On Mon, Sep 12, 2016 at 7:03 AM, Vinicius Segalin <vinisegalin@xxxxxxxxx> wrote:
Hi everyone,I'm trying to find a way to predict query runtime (I don't need to be extremely precise). I've been reading some papers about it, and people are using machine learning to do so. For the feature vector, they use what the DBMS's query planner provide, such as operators and their cost. The thing is that I haven't found any work using PostgreSQL, so I'm struggling to adapt it.My question is if anyone is aware of a work that uses machine learning and PostgreSQL to predict query runtime, or maybe some other method to perform this.
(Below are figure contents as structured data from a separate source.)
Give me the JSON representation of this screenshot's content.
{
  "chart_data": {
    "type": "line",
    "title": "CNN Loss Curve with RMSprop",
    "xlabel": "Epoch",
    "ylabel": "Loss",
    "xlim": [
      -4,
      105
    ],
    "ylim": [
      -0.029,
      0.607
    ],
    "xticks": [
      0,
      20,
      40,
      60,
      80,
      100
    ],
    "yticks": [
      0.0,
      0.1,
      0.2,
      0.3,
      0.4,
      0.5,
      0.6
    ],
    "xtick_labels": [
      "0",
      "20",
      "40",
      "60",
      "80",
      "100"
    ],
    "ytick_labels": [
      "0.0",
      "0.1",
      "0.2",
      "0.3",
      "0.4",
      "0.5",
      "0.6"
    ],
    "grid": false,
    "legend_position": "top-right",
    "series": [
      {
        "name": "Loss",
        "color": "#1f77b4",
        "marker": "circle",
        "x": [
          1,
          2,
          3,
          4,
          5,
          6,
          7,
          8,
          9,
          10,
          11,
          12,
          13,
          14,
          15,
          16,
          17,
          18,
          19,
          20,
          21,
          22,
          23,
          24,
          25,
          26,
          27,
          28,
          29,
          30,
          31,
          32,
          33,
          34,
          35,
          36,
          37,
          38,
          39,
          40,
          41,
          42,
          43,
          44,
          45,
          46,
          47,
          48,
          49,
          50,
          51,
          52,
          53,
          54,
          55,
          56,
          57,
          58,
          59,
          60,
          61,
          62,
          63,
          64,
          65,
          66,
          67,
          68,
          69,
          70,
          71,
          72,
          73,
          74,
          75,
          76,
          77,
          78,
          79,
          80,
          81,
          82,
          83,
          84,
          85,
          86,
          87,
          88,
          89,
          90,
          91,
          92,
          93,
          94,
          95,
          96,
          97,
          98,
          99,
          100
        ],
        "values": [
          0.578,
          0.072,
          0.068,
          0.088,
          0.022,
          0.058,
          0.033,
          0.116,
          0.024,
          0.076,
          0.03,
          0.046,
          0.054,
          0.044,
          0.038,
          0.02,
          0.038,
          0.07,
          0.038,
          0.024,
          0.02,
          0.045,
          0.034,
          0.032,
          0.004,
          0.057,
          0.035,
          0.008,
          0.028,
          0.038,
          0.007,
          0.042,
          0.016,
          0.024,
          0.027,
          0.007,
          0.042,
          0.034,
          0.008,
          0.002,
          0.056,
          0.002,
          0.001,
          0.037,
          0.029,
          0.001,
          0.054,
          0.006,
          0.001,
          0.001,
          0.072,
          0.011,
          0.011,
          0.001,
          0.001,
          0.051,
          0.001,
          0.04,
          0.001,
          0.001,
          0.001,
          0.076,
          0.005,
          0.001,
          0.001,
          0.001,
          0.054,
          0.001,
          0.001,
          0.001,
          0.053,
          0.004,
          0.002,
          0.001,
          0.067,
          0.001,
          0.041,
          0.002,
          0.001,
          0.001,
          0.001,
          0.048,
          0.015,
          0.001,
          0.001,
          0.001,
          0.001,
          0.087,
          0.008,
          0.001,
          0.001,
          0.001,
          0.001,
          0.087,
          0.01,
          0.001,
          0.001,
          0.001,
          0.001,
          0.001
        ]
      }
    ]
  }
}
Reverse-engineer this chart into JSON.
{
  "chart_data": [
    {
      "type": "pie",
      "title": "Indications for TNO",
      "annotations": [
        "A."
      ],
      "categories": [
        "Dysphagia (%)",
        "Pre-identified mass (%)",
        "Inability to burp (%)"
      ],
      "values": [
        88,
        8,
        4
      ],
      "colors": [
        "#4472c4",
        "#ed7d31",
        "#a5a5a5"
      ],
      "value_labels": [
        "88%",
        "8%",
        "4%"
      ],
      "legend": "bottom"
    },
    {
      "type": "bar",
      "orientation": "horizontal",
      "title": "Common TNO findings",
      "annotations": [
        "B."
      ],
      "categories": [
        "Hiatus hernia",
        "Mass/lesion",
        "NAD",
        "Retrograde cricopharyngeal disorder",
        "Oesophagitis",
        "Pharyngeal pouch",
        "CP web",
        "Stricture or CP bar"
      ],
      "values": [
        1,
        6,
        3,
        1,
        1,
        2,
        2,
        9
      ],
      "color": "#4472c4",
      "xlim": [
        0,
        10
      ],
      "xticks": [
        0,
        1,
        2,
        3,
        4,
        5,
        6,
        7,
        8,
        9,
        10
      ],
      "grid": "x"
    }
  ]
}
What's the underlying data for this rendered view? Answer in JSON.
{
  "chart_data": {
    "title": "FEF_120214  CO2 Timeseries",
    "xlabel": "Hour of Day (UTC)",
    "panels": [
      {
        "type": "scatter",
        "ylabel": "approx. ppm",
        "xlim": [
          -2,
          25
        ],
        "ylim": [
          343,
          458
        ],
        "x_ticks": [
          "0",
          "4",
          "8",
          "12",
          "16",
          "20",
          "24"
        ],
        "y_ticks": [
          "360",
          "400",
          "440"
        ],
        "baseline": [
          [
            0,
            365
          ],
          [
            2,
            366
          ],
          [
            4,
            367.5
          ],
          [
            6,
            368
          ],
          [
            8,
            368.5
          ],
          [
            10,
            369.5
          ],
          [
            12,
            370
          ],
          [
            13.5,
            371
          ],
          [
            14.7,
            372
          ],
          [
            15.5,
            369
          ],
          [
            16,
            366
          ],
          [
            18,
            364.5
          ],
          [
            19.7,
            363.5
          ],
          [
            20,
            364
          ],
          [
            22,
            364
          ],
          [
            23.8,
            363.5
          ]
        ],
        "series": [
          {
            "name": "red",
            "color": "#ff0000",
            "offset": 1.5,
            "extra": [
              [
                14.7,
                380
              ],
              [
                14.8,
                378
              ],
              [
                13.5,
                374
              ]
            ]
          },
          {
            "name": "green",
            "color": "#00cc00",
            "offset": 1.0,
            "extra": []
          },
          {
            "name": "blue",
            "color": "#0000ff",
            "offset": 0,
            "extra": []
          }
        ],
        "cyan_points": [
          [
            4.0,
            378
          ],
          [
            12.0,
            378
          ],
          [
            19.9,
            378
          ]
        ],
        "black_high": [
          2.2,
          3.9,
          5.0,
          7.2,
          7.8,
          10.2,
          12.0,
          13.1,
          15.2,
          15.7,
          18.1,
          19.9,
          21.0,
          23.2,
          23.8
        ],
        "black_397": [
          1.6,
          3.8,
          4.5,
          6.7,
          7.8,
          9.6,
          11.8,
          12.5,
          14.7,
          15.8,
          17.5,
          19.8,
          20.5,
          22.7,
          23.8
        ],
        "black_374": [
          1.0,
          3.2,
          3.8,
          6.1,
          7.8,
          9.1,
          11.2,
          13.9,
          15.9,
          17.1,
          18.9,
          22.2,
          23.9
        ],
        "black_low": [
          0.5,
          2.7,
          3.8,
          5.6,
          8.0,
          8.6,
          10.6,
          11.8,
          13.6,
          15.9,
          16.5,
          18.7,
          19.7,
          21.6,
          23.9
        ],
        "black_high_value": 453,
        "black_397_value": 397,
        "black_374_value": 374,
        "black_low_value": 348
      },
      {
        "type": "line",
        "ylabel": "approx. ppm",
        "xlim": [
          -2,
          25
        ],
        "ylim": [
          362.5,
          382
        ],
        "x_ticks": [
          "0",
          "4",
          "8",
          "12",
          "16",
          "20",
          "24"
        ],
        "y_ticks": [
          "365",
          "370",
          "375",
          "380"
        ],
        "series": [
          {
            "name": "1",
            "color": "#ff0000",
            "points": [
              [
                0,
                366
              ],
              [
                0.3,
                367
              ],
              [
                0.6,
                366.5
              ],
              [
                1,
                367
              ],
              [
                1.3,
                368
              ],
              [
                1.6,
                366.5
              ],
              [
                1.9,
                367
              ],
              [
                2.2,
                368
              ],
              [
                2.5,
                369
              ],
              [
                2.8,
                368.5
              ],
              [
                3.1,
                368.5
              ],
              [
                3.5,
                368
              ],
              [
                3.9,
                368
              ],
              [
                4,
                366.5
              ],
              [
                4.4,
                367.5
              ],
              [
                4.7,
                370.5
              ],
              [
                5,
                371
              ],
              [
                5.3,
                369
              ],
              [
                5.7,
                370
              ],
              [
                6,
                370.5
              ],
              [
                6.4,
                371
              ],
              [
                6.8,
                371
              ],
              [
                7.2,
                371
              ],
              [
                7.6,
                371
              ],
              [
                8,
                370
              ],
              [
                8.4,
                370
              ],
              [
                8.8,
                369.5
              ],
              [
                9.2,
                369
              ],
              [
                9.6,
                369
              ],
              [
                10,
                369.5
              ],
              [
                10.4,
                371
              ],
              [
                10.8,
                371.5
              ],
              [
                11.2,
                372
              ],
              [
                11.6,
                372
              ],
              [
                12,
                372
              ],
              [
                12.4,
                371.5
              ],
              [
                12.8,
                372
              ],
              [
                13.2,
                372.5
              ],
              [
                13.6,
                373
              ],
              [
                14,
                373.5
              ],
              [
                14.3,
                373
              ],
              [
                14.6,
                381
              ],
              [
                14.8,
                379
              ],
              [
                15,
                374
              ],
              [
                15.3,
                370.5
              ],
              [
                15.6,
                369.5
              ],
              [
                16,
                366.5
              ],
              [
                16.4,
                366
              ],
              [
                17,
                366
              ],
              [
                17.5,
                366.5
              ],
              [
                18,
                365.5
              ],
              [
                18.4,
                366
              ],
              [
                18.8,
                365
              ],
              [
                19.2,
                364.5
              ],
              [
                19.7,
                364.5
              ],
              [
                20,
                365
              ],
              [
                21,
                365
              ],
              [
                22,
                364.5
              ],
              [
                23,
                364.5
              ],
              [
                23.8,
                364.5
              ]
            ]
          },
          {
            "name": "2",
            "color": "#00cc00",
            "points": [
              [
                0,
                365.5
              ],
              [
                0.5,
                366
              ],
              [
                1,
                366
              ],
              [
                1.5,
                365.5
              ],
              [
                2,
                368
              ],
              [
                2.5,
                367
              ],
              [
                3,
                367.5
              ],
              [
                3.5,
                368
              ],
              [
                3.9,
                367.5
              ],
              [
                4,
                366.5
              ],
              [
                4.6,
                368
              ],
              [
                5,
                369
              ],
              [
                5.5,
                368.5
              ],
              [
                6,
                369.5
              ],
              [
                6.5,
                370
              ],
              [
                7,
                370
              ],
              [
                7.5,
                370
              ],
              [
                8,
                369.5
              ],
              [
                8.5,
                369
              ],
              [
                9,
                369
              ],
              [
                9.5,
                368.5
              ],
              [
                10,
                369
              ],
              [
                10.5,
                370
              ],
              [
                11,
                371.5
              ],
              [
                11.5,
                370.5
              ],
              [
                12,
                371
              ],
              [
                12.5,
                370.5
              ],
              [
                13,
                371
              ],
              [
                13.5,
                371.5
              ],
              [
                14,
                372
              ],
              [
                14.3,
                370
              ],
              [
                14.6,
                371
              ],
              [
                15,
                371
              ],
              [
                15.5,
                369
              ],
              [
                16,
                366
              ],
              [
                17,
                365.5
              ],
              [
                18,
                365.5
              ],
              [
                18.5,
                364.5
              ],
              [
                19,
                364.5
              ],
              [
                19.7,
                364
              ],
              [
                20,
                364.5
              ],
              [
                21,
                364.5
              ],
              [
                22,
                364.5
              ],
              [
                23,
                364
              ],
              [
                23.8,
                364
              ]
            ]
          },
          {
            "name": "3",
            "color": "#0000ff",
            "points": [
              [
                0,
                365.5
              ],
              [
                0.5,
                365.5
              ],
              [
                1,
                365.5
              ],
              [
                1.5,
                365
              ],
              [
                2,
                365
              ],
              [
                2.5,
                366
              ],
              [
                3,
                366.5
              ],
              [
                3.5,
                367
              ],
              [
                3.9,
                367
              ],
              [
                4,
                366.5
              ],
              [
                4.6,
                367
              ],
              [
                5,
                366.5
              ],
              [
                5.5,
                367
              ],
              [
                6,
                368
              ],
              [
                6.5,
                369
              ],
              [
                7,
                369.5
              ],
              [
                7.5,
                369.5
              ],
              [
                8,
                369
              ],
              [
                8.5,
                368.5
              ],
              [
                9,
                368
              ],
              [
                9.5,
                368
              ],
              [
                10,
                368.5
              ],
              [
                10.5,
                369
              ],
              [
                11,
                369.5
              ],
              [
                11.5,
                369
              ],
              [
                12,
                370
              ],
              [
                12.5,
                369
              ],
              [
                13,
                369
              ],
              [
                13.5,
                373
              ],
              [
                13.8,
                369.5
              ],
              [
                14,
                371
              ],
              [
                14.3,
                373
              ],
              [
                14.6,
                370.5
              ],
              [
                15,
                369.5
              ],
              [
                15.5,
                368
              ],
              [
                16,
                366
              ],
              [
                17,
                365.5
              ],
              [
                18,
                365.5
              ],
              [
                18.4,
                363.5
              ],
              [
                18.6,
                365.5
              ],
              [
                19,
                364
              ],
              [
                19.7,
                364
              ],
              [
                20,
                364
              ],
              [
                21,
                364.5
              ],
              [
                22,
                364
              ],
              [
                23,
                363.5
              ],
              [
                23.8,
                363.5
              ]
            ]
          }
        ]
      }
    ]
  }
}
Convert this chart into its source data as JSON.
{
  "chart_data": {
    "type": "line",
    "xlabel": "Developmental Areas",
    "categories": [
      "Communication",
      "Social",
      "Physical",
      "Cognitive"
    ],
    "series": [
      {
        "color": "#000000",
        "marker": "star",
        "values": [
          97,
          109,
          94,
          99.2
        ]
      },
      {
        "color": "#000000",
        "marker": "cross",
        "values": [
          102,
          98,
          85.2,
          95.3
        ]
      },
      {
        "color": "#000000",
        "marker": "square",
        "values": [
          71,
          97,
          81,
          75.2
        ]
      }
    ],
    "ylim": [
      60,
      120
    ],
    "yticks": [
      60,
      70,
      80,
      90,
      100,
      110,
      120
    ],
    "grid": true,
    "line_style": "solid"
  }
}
I don't know about machine learning, but if there were some way to get the planner to tell you predicted cost in terms of a breakdown of how many multiples of each *_cost factor (rather than only a grand total which is what it does now), then it would be fairly easy to combine that with wall times from log_duration and do a simple linear regression.
I suspect the result would be that seq_page_cost and random_page_cost would have huge uncertainties on them. And since pretty much every query has non-zero predicted values for at least one of those, the huge uncertainties would then pollute all the rest of the fitted values as well. Perhaps that is where the machine learning would come in?
Another issue is the predicted costs are only meant to choose between different plans, not to predict overall wall time. Some parts of the planner only have one way to do something, and so doesn't bother to compute a cost for that as there is no choice to be made. This would leave glaring holes in the estimates (particularly for updates)
But to get that data out would require quite a bit of tedious altering of the planner code, and then you would have to find people willing to run that altered code on real world databases with a high level of logging to gather the data. (I suspect that gathering data from only toy databases would not be very useful).
Cheers,
Jeff